1. Endlich Ferien
JUSTUS«, gellte Fräulein Maikels Ruf durch die Klasse, »nun, Justus, was kommt bei dieser Aufgabe heraus?« Ihr Zeigefinger tippte heftig auf die oberste Aufgabe an der Tafel. »Würdest du gnädigerweise einmal einen Blick auf diese Tafel werfen? Oder sind WIR es nicht wert, dass du uns mit DEINER Aufmerksamkeit beehrst?«
Fräulein Maikels Augen blitzten durch die dicke Hornbrille bis in die letzte Reihe. Benommen schüttelte Justus den Kopf. Er versuchte, die letzten Bilder seines Traums zu verscheuchen. Verwirrt sah er Fräulein Maikel an. Ihr Mund wurde immer schmaler.
»Justus, wird’s bald …?«, fragte die Lehrerin spitz. Sie bemühte sich sichtlich, nicht aus der Haut zu fahren.
Justus schaute sie mit seinen braunen Augen treuherzig an. Ihr Lieblingsschüler, der mondgesichtige Wilhelm, drehte sich in der ersten Reihe um und schnitt wie so oft eine Fratze.
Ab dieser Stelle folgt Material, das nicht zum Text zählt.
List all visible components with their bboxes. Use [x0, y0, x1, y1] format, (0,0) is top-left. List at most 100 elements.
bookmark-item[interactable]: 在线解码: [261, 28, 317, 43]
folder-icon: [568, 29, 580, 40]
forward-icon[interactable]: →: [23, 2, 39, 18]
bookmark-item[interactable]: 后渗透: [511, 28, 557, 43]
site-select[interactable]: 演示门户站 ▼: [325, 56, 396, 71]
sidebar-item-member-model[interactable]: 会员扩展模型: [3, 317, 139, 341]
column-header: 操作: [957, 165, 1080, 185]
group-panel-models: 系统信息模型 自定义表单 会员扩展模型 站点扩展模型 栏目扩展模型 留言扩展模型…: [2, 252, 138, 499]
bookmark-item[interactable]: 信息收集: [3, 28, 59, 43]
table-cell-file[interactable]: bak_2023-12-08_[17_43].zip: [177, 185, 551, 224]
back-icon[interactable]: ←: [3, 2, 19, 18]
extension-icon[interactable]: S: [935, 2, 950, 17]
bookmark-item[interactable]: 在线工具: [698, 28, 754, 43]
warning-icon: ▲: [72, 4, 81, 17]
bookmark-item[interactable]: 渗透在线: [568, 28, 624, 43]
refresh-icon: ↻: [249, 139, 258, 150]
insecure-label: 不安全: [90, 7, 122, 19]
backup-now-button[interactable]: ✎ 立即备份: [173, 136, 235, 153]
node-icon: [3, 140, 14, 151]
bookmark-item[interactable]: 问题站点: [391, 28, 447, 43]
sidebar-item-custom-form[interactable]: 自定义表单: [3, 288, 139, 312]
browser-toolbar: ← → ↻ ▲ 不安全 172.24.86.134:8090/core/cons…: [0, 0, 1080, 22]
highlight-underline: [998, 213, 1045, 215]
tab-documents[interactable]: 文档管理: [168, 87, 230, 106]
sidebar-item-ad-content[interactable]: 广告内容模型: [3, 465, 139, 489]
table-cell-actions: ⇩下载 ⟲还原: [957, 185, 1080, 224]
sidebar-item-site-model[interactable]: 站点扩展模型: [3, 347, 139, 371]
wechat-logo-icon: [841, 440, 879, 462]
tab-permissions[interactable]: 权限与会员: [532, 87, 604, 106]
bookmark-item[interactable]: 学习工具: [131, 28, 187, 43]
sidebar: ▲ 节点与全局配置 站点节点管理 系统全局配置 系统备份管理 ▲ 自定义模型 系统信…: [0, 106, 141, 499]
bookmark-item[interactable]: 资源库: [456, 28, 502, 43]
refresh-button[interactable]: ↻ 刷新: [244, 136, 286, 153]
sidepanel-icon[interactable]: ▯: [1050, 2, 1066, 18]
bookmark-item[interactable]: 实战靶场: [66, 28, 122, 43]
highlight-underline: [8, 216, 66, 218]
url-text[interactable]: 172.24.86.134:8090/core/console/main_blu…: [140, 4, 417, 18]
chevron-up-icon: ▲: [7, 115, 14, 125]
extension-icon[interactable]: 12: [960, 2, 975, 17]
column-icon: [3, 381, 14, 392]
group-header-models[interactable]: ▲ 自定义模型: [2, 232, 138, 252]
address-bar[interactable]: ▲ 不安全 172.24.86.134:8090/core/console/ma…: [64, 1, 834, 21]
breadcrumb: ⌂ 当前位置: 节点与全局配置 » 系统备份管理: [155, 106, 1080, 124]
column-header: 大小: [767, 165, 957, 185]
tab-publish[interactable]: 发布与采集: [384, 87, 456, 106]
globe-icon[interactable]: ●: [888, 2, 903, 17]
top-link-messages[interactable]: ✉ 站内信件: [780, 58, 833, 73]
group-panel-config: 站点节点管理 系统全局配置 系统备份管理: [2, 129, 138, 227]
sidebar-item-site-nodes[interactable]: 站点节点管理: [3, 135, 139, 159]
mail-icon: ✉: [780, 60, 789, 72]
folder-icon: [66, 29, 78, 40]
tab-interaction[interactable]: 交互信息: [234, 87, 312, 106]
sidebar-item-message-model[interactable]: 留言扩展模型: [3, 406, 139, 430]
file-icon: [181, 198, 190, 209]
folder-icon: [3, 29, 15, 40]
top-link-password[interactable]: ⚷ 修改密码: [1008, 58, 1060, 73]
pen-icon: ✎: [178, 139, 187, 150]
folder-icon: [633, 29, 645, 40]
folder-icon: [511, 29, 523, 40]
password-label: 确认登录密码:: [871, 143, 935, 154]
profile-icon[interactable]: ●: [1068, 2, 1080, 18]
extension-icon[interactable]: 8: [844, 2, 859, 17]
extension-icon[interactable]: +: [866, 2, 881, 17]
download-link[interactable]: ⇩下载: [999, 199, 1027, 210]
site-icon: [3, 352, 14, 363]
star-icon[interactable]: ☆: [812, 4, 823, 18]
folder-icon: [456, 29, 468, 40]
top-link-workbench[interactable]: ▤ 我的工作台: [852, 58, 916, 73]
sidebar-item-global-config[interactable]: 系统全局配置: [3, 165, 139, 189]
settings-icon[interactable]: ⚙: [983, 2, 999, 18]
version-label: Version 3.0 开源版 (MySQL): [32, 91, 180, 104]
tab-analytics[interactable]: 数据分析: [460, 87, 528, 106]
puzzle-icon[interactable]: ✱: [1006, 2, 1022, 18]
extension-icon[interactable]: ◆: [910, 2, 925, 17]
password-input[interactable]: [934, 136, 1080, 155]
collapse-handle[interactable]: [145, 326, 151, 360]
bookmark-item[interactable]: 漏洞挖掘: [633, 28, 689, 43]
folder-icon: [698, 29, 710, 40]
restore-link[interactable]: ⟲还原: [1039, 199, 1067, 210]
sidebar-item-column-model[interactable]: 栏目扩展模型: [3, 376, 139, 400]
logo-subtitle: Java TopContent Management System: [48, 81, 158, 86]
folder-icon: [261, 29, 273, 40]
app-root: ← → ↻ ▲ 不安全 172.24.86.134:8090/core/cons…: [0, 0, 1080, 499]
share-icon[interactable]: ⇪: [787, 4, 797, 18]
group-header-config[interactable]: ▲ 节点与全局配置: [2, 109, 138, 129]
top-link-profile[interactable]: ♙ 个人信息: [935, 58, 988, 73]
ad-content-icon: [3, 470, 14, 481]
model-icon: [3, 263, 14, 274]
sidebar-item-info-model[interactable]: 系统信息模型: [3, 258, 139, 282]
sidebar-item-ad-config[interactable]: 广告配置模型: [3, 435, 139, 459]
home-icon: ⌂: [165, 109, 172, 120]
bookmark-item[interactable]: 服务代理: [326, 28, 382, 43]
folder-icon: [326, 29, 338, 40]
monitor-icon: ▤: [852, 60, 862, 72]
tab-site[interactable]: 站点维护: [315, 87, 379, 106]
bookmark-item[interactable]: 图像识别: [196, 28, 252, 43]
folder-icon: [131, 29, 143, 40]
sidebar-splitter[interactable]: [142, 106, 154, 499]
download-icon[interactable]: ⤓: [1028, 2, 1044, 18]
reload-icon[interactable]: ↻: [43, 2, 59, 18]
Justus beantwortete die Provokation umgehend mit einer gebührenden Grimasse, eine automatische Reaktion auf diese Pfeife. Die Lehrerin verlor nun total ihre Fassung. Das ging wirklich zu weit! Erst nicht aufpassen, dann so ein unverschämtes Verhalten, das sie auf sich selbst bezog.
»JUSTUS, ES REICHT! LASS AUF DER STELLE DIESE BLÖDEN FRATZEN; ICH WERDE MIT DEINEN ELTERN REDEN ...«
Dieses Gekeife. Nicht auszuhalten! Immer, wenn sie sich so aufregte, spuckte sie - ekelhaft! Für Justus war es kein Wunder, dass sie immer noch nicht verheiratet war. Für ihren strebsamen Liebling Wilhelm konnte Justus nur tiefstes Mitleid empfinden, denn der bekam die Spritzer stets volle Kanne ab.
Mit schnellen Schritten kam sie nach hinten, packte Justus am Ärmel und zerrte ihn hoch. Sie schob ihn quer durch die Klasse vor sich her, wobei sich die Spitzen ihrer Fingernägel schmerzhaft in seinen Rücken bohrten, und jagte ihn zur Tür hinaus. »UND SO WAS NENNT SICH HOCHBEGABT!«
Allein auf dem Gang zu stehen war für ihn eine richtige Erholung. Er lehnte seine schlaksige Gestalt an das große Fenster und sah auf den Schulhof. Jetzt konnte er in aller Ruhe über den Tagtraum nachgrübeln, der ihn abgelenkt hatte.
Schon oft waren unbekannte Bilder vor seinem inneren Auge erschienen und hatten ihn in ihren Bann gezogen. Woher kamen sie? Justus fuhr sich nachdenklich durch seine dunklen, leicht zerzausten Haare.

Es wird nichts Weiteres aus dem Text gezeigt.